An introvert at heart, I am usually incredibly content being alone for some time – reading, listening to music, picking up old hobbies, spending some time alone with my thoughts doesn’t scare me. Having gotten to know myself better over the years, however, I know that I am also someone that heavily depends on social interactions to feel motivated, inspired and healthy. As we were forced to face this global pandemic, I not only considered physical, face-to-face interactions as being essential in our daily lives, I considered any interaction without them to feel unnatural and incomplete. Needless to say, I didn’t have high hopes for the sudden shift to virtual connections this pandemic was enforcing.
It wasn’t as if my skepticism was based in inexperience; as a member of an immigrant family I rely heavily on virtual connections in order to interact with relatives back in Europe. I may not be the best at spontaneously picking up the phone and calling up relatives, but I am certainly no stranger to this being the only way to maintain and practice intergenerational rituals – Professor Loe speaks about the importance of these here . However, I would still much rather hang out with my grandparents in-person rather than over FaceTime – wouldn’t we all?
As the global pandemic continues to take over our lives, it becomes more and more important to provide care to the people in our lives that need it. While we quarantine indoors, technology allows us to easily call up a family member, FaceTime a parent, Netflix Party with our friends, or Zoom into a classroom space. While most of our lives have been drastically altered, the consistency of these interactions can re-introduce some sense of normalcy into our lives. People are finding new and creative ways to interact with each other while still abiding by social distancing measures, turning to technology-driven solutions out of necessity.
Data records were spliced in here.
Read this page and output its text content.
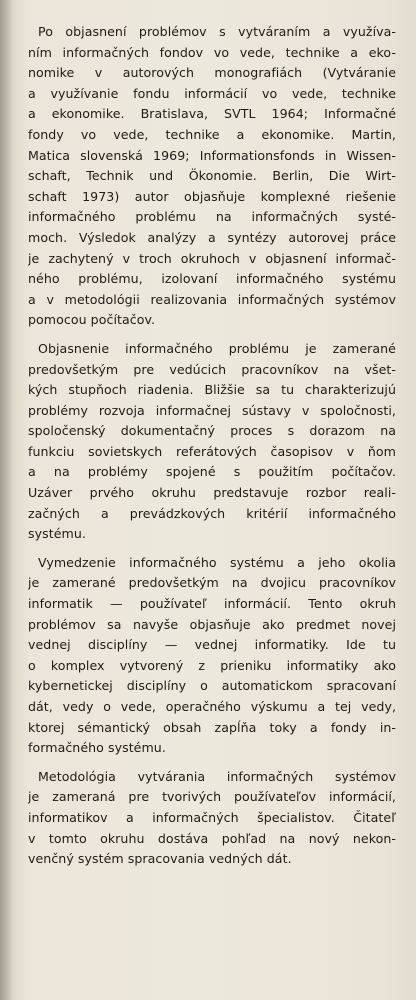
Po objasnení problémov s vytváraním a využíva-
ním informačných fondov vo vede, technike a eko-
nomike v autorových monografiách (Vytváranie
a využívanie fondu informácií vo vede, technike
a ekonomike. Bratislava, SVTL 1964; Informačné
fondy vo vede, technike a ekonomike. Martin,
Matica slovenská 1969; Informationsfonds in Wissen-
schaft, Technik und Ökonomie. Berlin, Die Wirt-
schaft 1973) autor objasňuje komplexné riešenie
informačného problému na informačných systé-
moch. Výsledok analýzy a syntézy autorovej práce
je zachytený v troch okruhoch v objasnení informač-
ného problému, izolovaní informačného systému
a v metodológii realizovania informačných systémov
pomocou počítačov.

Objasnenie informačného problému je zamerané
predovšetkým pre vedúcich pracovníkov na všet-
kých stupňoch riadenia. Bližšie sa tu charakterizujú
problémy rozvoja informačnej sústavy v spoločnosti,
spoločenský dokumentačný proces s dorazom na
funkciu sovietskych referátových časopisov v ňom
a na problémy spojené s použitím počítačov.
Uzáver prvého okruhu predstavuje rozbor reali-
začných a prevádzkových kritérií informačného
systému.

Vymedzenie informačného systému a jeho okolia
je zamerané predovšetkým na dvojicu pracovníkov
informatik — používateľ informácií. Tento okruh
problémov sa navyše objasňuje ako predmet novej
vednej disciplíny — vednej informatiky. Ide tu
o komplex vytvorený z prieniku informatiky ako
kybernetickej disciplíny o automatickom spracovaní
dát, vedy o vede, operačného výskumu a tej vedy,
ktorej sémantický obsah zapĺňa toky a fondy in-
formačného systému.

Metodológia vytvárania informačných systémov
je zameraná pre tvorivých používateľov informácií,
informatikov a informačných špecialistov. Čitateľ
v tomto okruhu dostáva pohľad na nový nekon-
venčný systém spracovania vedných dát.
I used to think that the physical aspect of care-taking was essential to the practice. In experiencing some of the creative and alternative means of connecting with others, I found myself remembering what care-taking is all about – the emotional, community-building connection formed between individuals. While speaking to my friends, I have taken note of how loved and cared for a simple “Sarah, how are you doing?” has made me feel. Our conversations have shifted from a “let’s make plans” mindset to a “how are we all coping” mentality – in doing so, I believe we are developing some of the essential skills necessary for care-taking. Checking-in on loved ones over the phone or FaceTime may feel like the most simplistic form of care-taking there is, but it is these interactions which make all the difference.
Once the pandemic passes, whenever that may be, I hope that we continue to practice such seemingly-simple yet critical care for others – hopefully reaping the benefits of the care practices which we developed virtually and applying them to our in-person interactions. During these past few weeks I have found myself calling up family members spontaneously and more frequently, making these interactions feel much more natural and real. FaceTiming with friends has become a nightly occurrence and reaching out to old friends feels much easier. I aim to keep up these practices even when I am not forced to do so by a lack of physical proximity, but rather to maintain the sense of community that I have felt form as a result of the chaos we have found ourselves surrounded by.